En 1931 James Whale dirigió la que probablemente sea la adaptación más icónica de Frankenstein. Aunque ha habido infinidad de sucesivas versiones, el monstruo de aquélla, interpretado por Boris Karloff, ha quedado configurado en la memoria del Mundo como un estereotipo emblemático; como una marca registrada. La película, que se basaba en una adaptación teatral, no ocultaba su germen originario y en los créditos iniciales se alude a la novela gótica escrita al frío del año sin verano por Mary Wollstonecraft Godwin. Ahora bien, en tales créditos iniciales no se menciona en ningún momento el nombre de la autora. En vez de eso se alude a ella como «la señora de Percy B. Shelley», cayendo en una invisibilización que, según se nos narra en el filme de Haifaa Al-Mansour, acompañó a la escritora también en vida.
Mary Shelley es una película irregular. Por un lado, pretende establecer un paralelismo en absoluto metafórico entre la autora y su obra. Para ello, retrata a una protagonista adelantada a su tiempo en muchos aspectos y, por consiguiente, del todo incomprendida. Además de escaparse con el poeta Shelley —que ya por entonces estaba casado—, la protagonista sufre el escándalo y el oprobio por su relación abierta, a lo que se une la desolación de la muerte de su primer hijo. Frankenstein o el moderno Prometeo será para ella una forma de exorcizar sus propios traumas reflejando sobre el monstruo toda la soledad y la incomprensión que ella misma experimenta.

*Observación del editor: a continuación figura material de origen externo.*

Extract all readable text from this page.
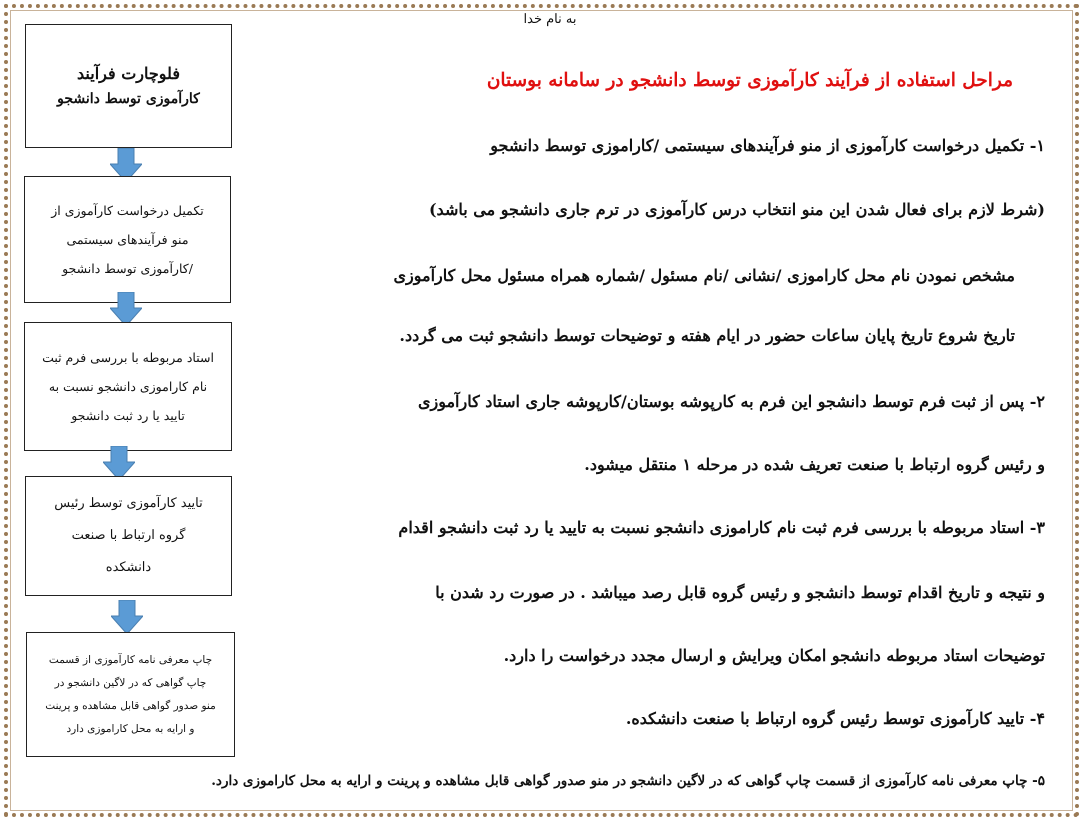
به نام خدا
فلوچارت فرآیند
کارآموزی توسط دانشجو
تکمیل درخواست کارآموزی از
منو فرآیندهای سیستمی
/کارآموزی توسط دانشجو
استاد مربوطه با بررسی فرم ثبت
نام کاراموزی دانشجو نسبت به
تایید یا رد ثبت دانشجو
تایید کارآموزی توسط رئیس
گروه ارتباط با صنعت
دانشکده
چاپ معرفی نامه کارآموزی از قسمت
چاپ گواهی که در لاگین دانشجو در
منو صدور گواهی قابل مشاهده و پرینت
و ارایه به محل کاراموزی دارد
مراحل استفاده از فرآیند کارآموزی توسط دانشجو در سامانه بوستان
۱- تکمیل درخواست کارآموزی از منو فرآیندهای سیستمی /کاراموزی توسط دانشجو
(شرط لازم برای فعال شدن این منو انتخاب درس کارآموزی در ترم جاری دانشجو می باشد)
مشخص نمودن نام محل کاراموزی /نشانی /نام مسئول /شماره همراه مسئول محل کارآموزی
تاریخ شروع تاریخ پایان ساعات حضور در ایام هفته و توضیحات توسط دانشجو ثبت می گردد.
۲- پس از ثبت فرم توسط دانشجو این فرم به کارپوشه بوستان/کارپوشه جاری استاد کارآموزی
و رئیس گروه ارتباط با صنعت تعریف شده در مرحله ۱ منتقل میشود.
۳- استاد مربوطه با بررسی فرم ثبت نام کاراموزی دانشجو نسبت به تایید یا رد ثبت دانشجو اقدام
و نتیجه و تاریخ اقدام توسط دانشجو و رئیس گروه قابل رصد میباشد . در صورت رد شدن با
توضیحات استاد مربوطه دانشجو امکان ویرایش و ارسال مجدد درخواست را دارد.
۴- تایید کارآموزی توسط رئیس گروه ارتباط با صنعت دانشکده.
۵- چاپ معرفی نامه کارآموزی از قسمت چاپ گواهی که در لاگین دانشجو در منو صدور گواهی قابل مشاهده و پرینت و ارایه به محل کاراموزی دارد.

No obstante, el filme también pretende, por otro lado, ser una suerte de melodrama romántico adolescente
En este sentido, tanto la sensibilidad de la directora y guionista —no olvidemos que fue la primera mujer cineasta de Arabia Saudi— como la sutil elegancia interpretativa que imprime Elle Fanning al personaje suponen sendos aciertos que dotan a la película de profundidad.
No obstante, el filme también pretende, por otro lado, ser una suerte de melodrama romántico adolescente. Si bien es cierto que los personajes históricos son retratados en su juventud —de hecho no hay otra forma de retratarlos con fidelidad, Lord Byron murió con 36 años, Percy B. Shelley, con 29—, la trama, las relaciones y el enamoramiento de unos con otros casi roza en lo estético y lo narrativo los niveles de la saga Crepúsculo, lo cual resta enjundia al resultado final y provoca que el espectador que esté interesado en lo sustancial del hito literario se termine aburriendo con la superficialidad de tanto juego de camas.